Diría que no he tenido tiempo, pero sería pura patraña. Lo que pasa es que no he comprendido hasta ahora la magnitud de lo que tenía que hacer. Sí, magnitud. Una palabra tan seria se puede aplicar también a mi pequeña chorradita. Y es que el primer capítulo lo escribí con las manos y no con el cerebro, así que al ir a hacer el segundo me he dado cuenta de que yo soy el primero en no saber la respuesta a ninguna de las preguntas que formulé. Y no es plan. Por lo tanto, me tomo una semana de “asueto” para definir a grandes rasgos el argumento; en caso contrario esto acabará siendo como DragonLance (y yo escribo mal, pero sin exagerar, eh).
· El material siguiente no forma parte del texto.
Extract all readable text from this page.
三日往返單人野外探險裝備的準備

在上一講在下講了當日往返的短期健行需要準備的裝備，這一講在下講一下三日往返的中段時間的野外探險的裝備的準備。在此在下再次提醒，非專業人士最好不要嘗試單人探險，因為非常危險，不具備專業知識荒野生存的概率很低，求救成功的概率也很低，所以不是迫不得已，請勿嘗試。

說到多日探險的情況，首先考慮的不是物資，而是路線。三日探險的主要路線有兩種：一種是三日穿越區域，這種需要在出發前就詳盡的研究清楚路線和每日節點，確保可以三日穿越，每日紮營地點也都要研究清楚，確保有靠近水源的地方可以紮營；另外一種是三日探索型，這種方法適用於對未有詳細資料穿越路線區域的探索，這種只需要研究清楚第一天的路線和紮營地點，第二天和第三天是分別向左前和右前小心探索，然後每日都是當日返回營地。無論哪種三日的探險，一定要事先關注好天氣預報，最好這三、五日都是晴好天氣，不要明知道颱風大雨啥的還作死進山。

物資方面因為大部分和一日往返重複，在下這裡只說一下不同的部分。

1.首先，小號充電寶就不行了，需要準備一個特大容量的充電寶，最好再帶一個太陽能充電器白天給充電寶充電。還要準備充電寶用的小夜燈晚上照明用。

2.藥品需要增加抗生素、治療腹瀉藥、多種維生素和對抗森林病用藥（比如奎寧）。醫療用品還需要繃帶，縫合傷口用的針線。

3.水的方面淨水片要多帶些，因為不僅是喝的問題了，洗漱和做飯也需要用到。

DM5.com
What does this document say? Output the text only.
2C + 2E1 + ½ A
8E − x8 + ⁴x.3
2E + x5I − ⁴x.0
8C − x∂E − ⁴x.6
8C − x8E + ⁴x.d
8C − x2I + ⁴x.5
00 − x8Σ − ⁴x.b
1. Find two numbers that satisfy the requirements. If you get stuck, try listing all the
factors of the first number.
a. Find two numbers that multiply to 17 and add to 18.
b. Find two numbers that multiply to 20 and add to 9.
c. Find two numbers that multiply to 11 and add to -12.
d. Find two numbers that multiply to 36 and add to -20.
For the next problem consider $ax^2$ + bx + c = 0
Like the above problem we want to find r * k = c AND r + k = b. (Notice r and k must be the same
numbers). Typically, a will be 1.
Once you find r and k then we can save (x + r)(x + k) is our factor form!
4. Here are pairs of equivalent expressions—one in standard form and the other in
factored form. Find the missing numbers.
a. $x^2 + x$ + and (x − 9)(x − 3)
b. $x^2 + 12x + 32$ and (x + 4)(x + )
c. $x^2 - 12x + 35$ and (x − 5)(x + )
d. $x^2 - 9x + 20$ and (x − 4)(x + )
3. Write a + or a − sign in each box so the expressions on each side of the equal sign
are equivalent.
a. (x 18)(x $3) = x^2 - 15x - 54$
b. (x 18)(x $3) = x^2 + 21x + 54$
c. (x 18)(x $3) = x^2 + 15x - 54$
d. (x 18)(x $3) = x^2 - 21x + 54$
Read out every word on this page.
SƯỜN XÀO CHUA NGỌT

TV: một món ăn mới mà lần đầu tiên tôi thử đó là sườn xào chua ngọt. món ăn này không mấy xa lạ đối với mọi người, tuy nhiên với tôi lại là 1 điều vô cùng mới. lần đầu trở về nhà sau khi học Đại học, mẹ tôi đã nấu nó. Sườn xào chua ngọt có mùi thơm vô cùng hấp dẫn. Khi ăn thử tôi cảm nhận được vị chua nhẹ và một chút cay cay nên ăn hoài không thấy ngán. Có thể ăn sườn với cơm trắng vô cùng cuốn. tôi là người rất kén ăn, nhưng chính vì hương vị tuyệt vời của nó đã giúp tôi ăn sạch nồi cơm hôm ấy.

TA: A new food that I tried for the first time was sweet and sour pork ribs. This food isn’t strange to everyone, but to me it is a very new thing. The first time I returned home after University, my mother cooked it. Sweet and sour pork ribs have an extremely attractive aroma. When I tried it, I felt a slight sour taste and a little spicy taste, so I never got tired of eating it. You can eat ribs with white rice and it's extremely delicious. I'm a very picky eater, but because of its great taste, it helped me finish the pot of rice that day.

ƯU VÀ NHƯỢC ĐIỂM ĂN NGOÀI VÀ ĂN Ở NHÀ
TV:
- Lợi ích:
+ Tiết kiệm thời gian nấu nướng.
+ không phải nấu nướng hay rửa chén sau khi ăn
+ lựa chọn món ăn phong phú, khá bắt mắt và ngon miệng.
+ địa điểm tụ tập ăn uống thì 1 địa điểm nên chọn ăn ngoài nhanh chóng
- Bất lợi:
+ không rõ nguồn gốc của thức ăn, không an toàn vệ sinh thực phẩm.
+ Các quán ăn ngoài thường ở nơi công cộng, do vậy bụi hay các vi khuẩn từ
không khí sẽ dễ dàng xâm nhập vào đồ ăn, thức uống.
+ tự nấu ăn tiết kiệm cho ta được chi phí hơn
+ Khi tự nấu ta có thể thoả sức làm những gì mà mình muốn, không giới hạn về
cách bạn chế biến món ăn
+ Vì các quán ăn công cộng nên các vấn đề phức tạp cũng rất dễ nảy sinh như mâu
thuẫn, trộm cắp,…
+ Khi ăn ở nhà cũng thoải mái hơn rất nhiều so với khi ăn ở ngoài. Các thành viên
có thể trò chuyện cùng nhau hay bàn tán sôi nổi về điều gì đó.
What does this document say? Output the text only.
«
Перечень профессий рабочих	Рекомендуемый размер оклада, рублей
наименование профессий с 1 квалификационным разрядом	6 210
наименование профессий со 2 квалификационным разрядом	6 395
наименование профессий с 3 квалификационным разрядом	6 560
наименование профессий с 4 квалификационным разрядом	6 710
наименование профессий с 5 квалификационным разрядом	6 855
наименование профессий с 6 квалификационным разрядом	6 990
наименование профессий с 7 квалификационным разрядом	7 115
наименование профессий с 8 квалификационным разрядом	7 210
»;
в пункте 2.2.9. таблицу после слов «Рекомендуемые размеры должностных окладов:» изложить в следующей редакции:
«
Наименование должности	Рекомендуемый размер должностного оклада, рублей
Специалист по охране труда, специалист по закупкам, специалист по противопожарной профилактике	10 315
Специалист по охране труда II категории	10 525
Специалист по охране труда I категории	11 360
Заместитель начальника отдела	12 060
Aparte, hay momentos más propicios que otros para las coñas. Aunque eso no sirve como excusa, ya que el menos propicio ha de ser el más fecundo, por mucho que te cueste escribir. La soledad del cómico, sí... Pero, cuando es por una buena causa, el esfuerzo resulta irrelevante.
Nada más. Si se diera el caso de que esto tuviera algún lector, vuelve el miércoles que viene para una nueva colección de cunnilingus mentales.